Seems OK, though I did get the following tree errors under Mac OS latest.
$ python testUpdateHostsFile.py
...........................................E..EE...
======================================================================
ERROR: test_no_isatty (__main__.TestSupportsColor)
----------------------------------------------------------------------
Traceback (most recent call last):
File "testUpdateHostsFile.py", line 709, in test_no_isatty
with self.mock_property("sys.stdout.isatty") as obj:
File "/usr/local/lib/python2.7/site-packages/mock/mock.py", line 1460, in __enter__
setattr(self.target, self.attribute, new_attr)
AttributeError: 'file' object attribute 'isatty' is read-only
======================================================================
ERROR: test_posix (__main__.TestSupportsColor)

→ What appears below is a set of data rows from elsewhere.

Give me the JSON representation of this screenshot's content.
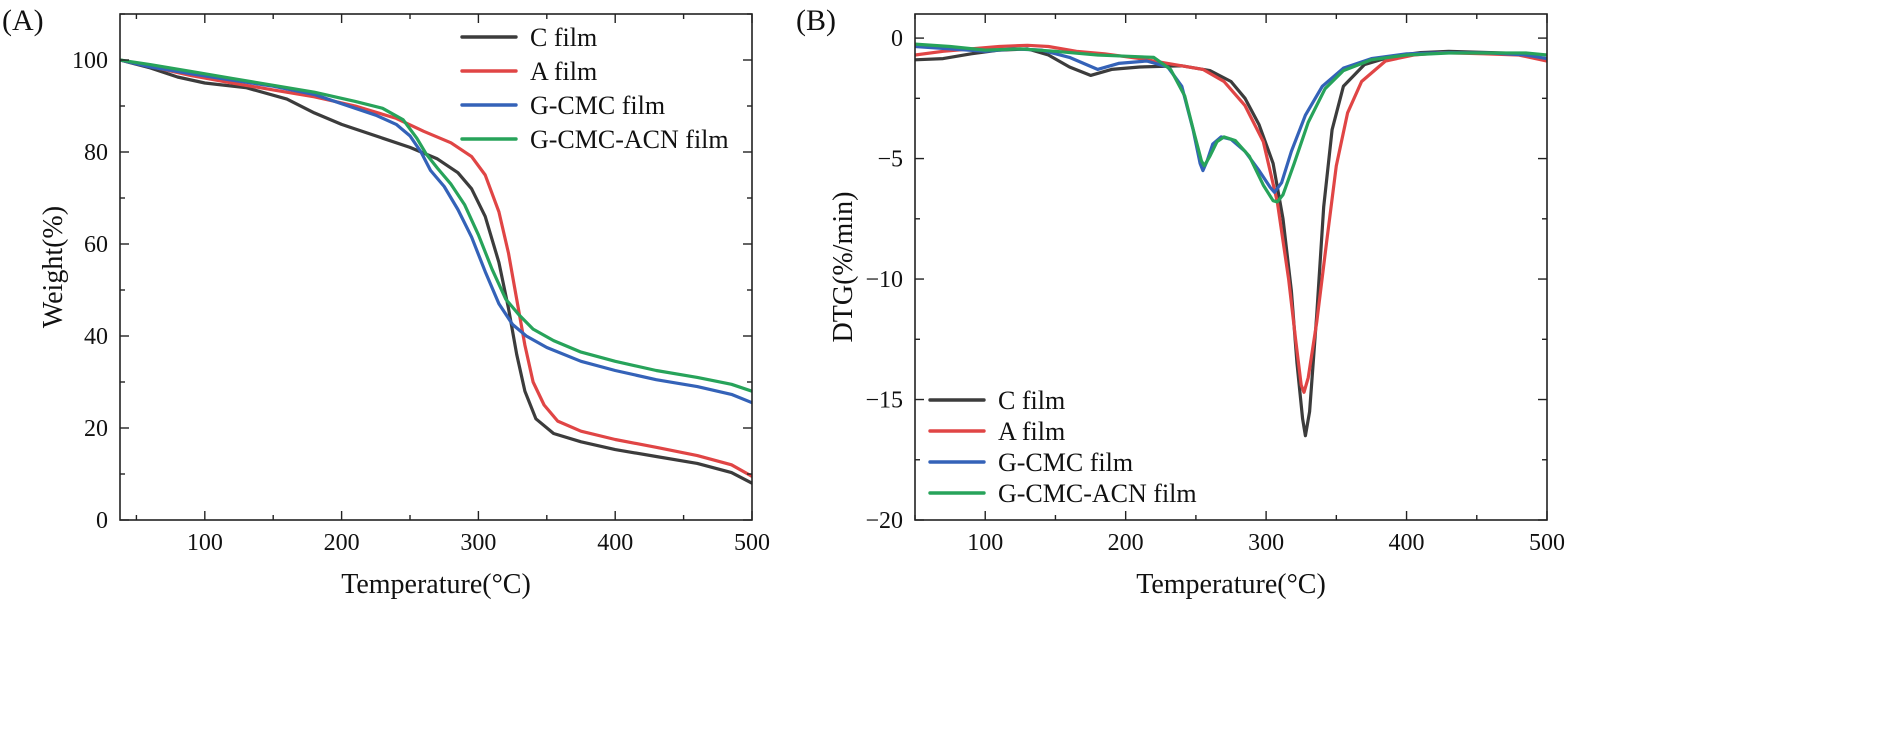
{
  "chart_data": [
    {
      "type": "line",
      "panel": "(A)",
      "xlabel": "Temperature(°C)",
      "ylabel": "Weight(%)",
      "xlim": [
        38,
        500
      ],
      "ylim": [
        0,
        110
      ],
      "xticks": [
        100,
        200,
        300,
        400,
        500
      ],
      "yticks": [
        0,
        20,
        40,
        60,
        80,
        100
      ],
      "legend_position": "top-right",
      "series": [
        {
          "name": "C film",
          "color": "#3c3c3c",
          "points": [
            [
              38,
              100
            ],
            [
              60,
              98.3
            ],
            [
              80,
              96.3
            ],
            [
              100,
              95
            ],
            [
              130,
              94
            ],
            [
              160,
              91.5
            ],
            [
              180,
              88.5
            ],
            [
              200,
              86
            ],
            [
              230,
              83
            ],
            [
              250,
              81
            ],
            [
              270,
              78.5
            ],
            [
              285,
              75.5
            ],
            [
              295,
              72
            ],
            [
              305,
              66
            ],
            [
              315,
              56
            ],
            [
              322,
              46
            ],
            [
              328,
              36
            ],
            [
              334,
              28
            ],
            [
              342,
              22
            ],
            [
              355,
              18.8
            ],
            [
              375,
              17
            ],
            [
              400,
              15.3
            ],
            [
              430,
              13.8
            ],
            [
              460,
              12.3
            ],
            [
              485,
              10.3
            ],
            [
              500,
              8
            ]
          ]
        },
        {
          "name": "A film",
          "color": "#e04545",
          "points": [
            [
              38,
              100
            ],
            [
              60,
              98.6
            ],
            [
              90,
              96.6
            ],
            [
              120,
              95
            ],
            [
              150,
              93.5
            ],
            [
              180,
              92
            ],
            [
              210,
              90
            ],
            [
              240,
              87.3
            ],
            [
              260,
              84.5
            ],
            [
              280,
              82
            ],
            [
              295,
              79
            ],
            [
              305,
              75
            ],
            [
              315,
              67
            ],
            [
              322,
              58
            ],
            [
              328,
              48
            ],
            [
              334,
              38
            ],
            [
              340,
              30
            ],
            [
              348,
              25
            ],
            [
              358,
              21.5
            ],
            [
              375,
              19.3
            ],
            [
              400,
              17.5
            ],
            [
              430,
              15.8
            ],
            [
              460,
              14
            ],
            [
              485,
              12
            ],
            [
              500,
              9.5
            ]
          ]
        },
        {
          "name": "G-CMC film",
          "color": "#3462b8",
          "points": [
            [
              38,
              100
            ],
            [
              60,
              98.5
            ],
            [
              90,
              97
            ],
            [
              120,
              95.6
            ],
            [
              150,
              94.3
            ],
            [
              180,
              92.5
            ],
            [
              200,
              90.5
            ],
            [
              225,
              88
            ],
            [
              240,
              86
            ],
            [
              250,
              83.5
            ],
            [
              258,
              80
            ],
            [
              265,
              76
            ],
            [
              275,
              72.5
            ],
            [
              285,
              67.5
            ],
            [
              295,
              61.5
            ],
            [
              305,
              54
            ],
            [
              315,
              47
            ],
            [
              325,
              42.5
            ],
            [
              335,
              40
            ],
            [
              350,
              37.5
            ],
            [
              375,
              34.5
            ],
            [
              400,
              32.5
            ],
            [
              430,
              30.5
            ],
            [
              460,
              29
            ],
            [
              485,
              27.3
            ],
            [
              500,
              25.5
            ]
          ]
        },
        {
          "name": "G-CMC-ACN film",
          "color": "#27a35a",
          "points": [
            [
              38,
              100
            ],
            [
              60,
              99
            ],
            [
              90,
              97.5
            ],
            [
              120,
              96
            ],
            [
              150,
              94.5
            ],
            [
              180,
              93
            ],
            [
              210,
              91
            ],
            [
              230,
              89.5
            ],
            [
              245,
              87
            ],
            [
              255,
              83
            ],
            [
              262,
              79.5
            ],
            [
              270,
              76.5
            ],
            [
              280,
              73
            ],
            [
              290,
              68.5
            ],
            [
              300,
              62
            ],
            [
              310,
              54.5
            ],
            [
              320,
              48
            ],
            [
              330,
              44.5
            ],
            [
              340,
              41.5
            ],
            [
              355,
              39
            ],
            [
              375,
              36.5
            ],
            [
              400,
              34.5
            ],
            [
              430,
              32.5
            ],
            [
              460,
              31
            ],
            [
              485,
              29.5
            ],
            [
              500,
              28
            ]
          ]
        }
      ]
    },
    {
      "type": "line",
      "panel": "(B)",
      "xlabel": "Temperature(°C)",
      "ylabel": "DTG(%/min)",
      "xlim": [
        50,
        500
      ],
      "ylim": [
        -20,
        1
      ],
      "xticks": [
        100,
        200,
        300,
        400,
        500
      ],
      "yticks": [
        0,
        -5,
        -10,
        -15,
        -20
      ],
      "legend_position": "bottom-left",
      "series": [
        {
          "name": "C film",
          "color": "#3c3c3c",
          "points": [
            [
              50,
              -0.9
            ],
            [
              70,
              -0.85
            ],
            [
              90,
              -0.65
            ],
            [
              110,
              -0.5
            ],
            [
              130,
              -0.45
            ],
            [
              145,
              -0.7
            ],
            [
              160,
              -1.2
            ],
            [
              175,
              -1.55
            ],
            [
              190,
              -1.3
            ],
            [
              210,
              -1.2
            ],
            [
              240,
              -1.15
            ],
            [
              260,
              -1.35
            ],
            [
              275,
              -1.8
            ],
            [
              285,
              -2.5
            ],
            [
              295,
              -3.6
            ],
            [
              305,
              -5.2
            ],
            [
              312,
              -7.5
            ],
            [
              318,
              -10.5
            ],
            [
              322,
              -13.5
            ],
            [
              326,
              -15.8
            ],
            [
              328,
              -16.5
            ],
            [
              331,
              -15.5
            ],
            [
              336,
              -11.5
            ],
            [
              341,
              -7
            ],
            [
              347,
              -3.8
            ],
            [
              355,
              -2
            ],
            [
              370,
              -1.1
            ],
            [
              390,
              -0.75
            ],
            [
              410,
              -0.6
            ],
            [
              430,
              -0.55
            ],
            [
              460,
              -0.6
            ],
            [
              485,
              -0.65
            ],
            [
              500,
              -0.9
            ]
          ]
        },
        {
          "name": "A film",
          "color": "#e04545",
          "points": [
            [
              50,
              -0.7
            ],
            [
              70,
              -0.55
            ],
            [
              90,
              -0.45
            ],
            [
              110,
              -0.35
            ],
            [
              130,
              -0.3
            ],
            [
              145,
              -0.35
            ],
            [
              165,
              -0.55
            ],
            [
              185,
              -0.65
            ],
            [
              210,
              -0.85
            ],
            [
              230,
              -1.05
            ],
            [
              255,
              -1.3
            ],
            [
              270,
              -1.8
            ],
            [
              285,
              -2.8
            ],
            [
              298,
              -4.3
            ],
            [
              308,
              -6.8
            ],
            [
              316,
              -10
            ],
            [
              321,
              -12.5
            ],
            [
              325,
              -14.4
            ],
            [
              327,
              -14.7
            ],
            [
              330,
              -14.1
            ],
            [
              336,
              -11.8
            ],
            [
              343,
              -8.5
            ],
            [
              350,
              -5.3
            ],
            [
              358,
              -3.1
            ],
            [
              368,
              -1.8
            ],
            [
              385,
              -0.95
            ],
            [
              405,
              -0.7
            ],
            [
              425,
              -0.6
            ],
            [
              455,
              -0.65
            ],
            [
              480,
              -0.7
            ],
            [
              500,
              -0.95
            ]
          ]
        },
        {
          "name": "G-CMC film",
          "color": "#3462b8",
          "points": [
            [
              50,
              -0.35
            ],
            [
              75,
              -0.45
            ],
            [
              100,
              -0.55
            ],
            [
              120,
              -0.45
            ],
            [
              140,
              -0.5
            ],
            [
              160,
              -0.8
            ],
            [
              180,
              -1.3
            ],
            [
              195,
              -1.05
            ],
            [
              215,
              -0.95
            ],
            [
              230,
              -1.2
            ],
            [
              240,
              -2
            ],
            [
              248,
              -3.8
            ],
            [
              253,
              -5.2
            ],
            [
              255,
              -5.5
            ],
            [
              258,
              -5.1
            ],
            [
              262,
              -4.4
            ],
            [
              268,
              -4.1
            ],
            [
              275,
              -4.2
            ],
            [
              285,
              -4.7
            ],
            [
              295,
              -5.5
            ],
            [
              303,
              -6.2
            ],
            [
              306,
              -6.4
            ],
            [
              311,
              -6
            ],
            [
              318,
              -4.7
            ],
            [
              328,
              -3.2
            ],
            [
              340,
              -2
            ],
            [
              355,
              -1.25
            ],
            [
              375,
              -0.85
            ],
            [
              400,
              -0.65
            ],
            [
              430,
              -0.6
            ],
            [
              460,
              -0.62
            ],
            [
              485,
              -0.7
            ],
            [
              500,
              -0.85
            ]
          ]
        },
        {
          "name": "G-CMC-ACN film",
          "color": "#27a35a",
          "points": [
            [
              50,
              -0.25
            ],
            [
              75,
              -0.35
            ],
            [
              100,
              -0.5
            ],
            [
              125,
              -0.45
            ],
            [
              150,
              -0.55
            ],
            [
              180,
              -0.7
            ],
            [
              200,
              -0.75
            ],
            [
              220,
              -0.8
            ],
            [
              232,
              -1.3
            ],
            [
              242,
              -2.4
            ],
            [
              249,
              -4
            ],
            [
              254,
              -5.1
            ],
            [
              256,
              -5.3
            ],
            [
              260,
              -4.9
            ],
            [
              265,
              -4.3
            ],
            [
              270,
              -4.1
            ],
            [
              278,
              -4.25
            ],
            [
              288,
              -4.9
            ],
            [
              298,
              -6.1
            ],
            [
              305,
              -6.75
            ],
            [
              308,
              -6.8
            ],
            [
              312,
              -6.5
            ],
            [
              320,
              -5.2
            ],
            [
              330,
              -3.5
            ],
            [
              342,
              -2.1
            ],
            [
              355,
              -1.35
            ],
            [
              375,
              -0.9
            ],
            [
              400,
              -0.7
            ],
            [
              430,
              -0.62
            ],
            [
              460,
              -0.62
            ],
            [
              485,
              -0.62
            ],
            [
              500,
              -0.7
            ]
          ]
        }
      ]
    }
  ]
}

----------------------------------------------------------------------
Traceback (most recent call last):
File "testUpdateHostsFile.py", line 668, in test_posix
with self.mock_property("sys.stdout.isatty") as obj:
File "/usr/local/lib/python2.7/site-packages/mock/mock.py", line 1460, in __enter__
setattr(self.target, self.attribute, new_attr)
AttributeError: 'file' object attribute 'isatty' is read-only
======================================================================
ERROR: test_windows_ansicon (__main__.TestSupportsColor)
----------------------------------------------------------------------
Traceback (most recent call last):
File "testUpdateHostsFile.py", line 693, in test_windows_ansicon
with self.mock_property("sys.stdout.isatty") as obj:
File "/usr/local/lib/python2.7/site-packages/mock/mock.py", line 1460, in __enter__
setattr(self.target, self.attribute, new_attr)
AttributeError: 'file' object attribute 'isatty' is read-only
----------------------------------------------------------------------
Ran 51 tests in 0.016s
@StevenBlack : Ah, this is good to know. Should add an OSX build on Travis.
@StevenBlack : Hmm...I guess my work is needed before OSX can be added. Will work out in a follow-up.
@gfyoung Thanks. I applied abb02b7 and I still see those three errors.
It feels close though! Thanks for taking care of this.
@StevenBlack : The commit was to add OSX to Travis. I actually didn't do anything code-wise.
@StevenBlack : Could you pull down my branch again and give it a shot?
(FYI, I tried it on my own Mac, and I didn't get this error...hmmm)
Beauty!
Merging 😎
@StevenBlack : Thanks! As an immediate follow-up, will attempt to load OSX onto Travis.
Been sometime since I last contributed!
This PR adds a whole suite of tests for
updateHostsFile.py
. I tested as much as I could, though the lack of modularity in the script made some functions hard to test.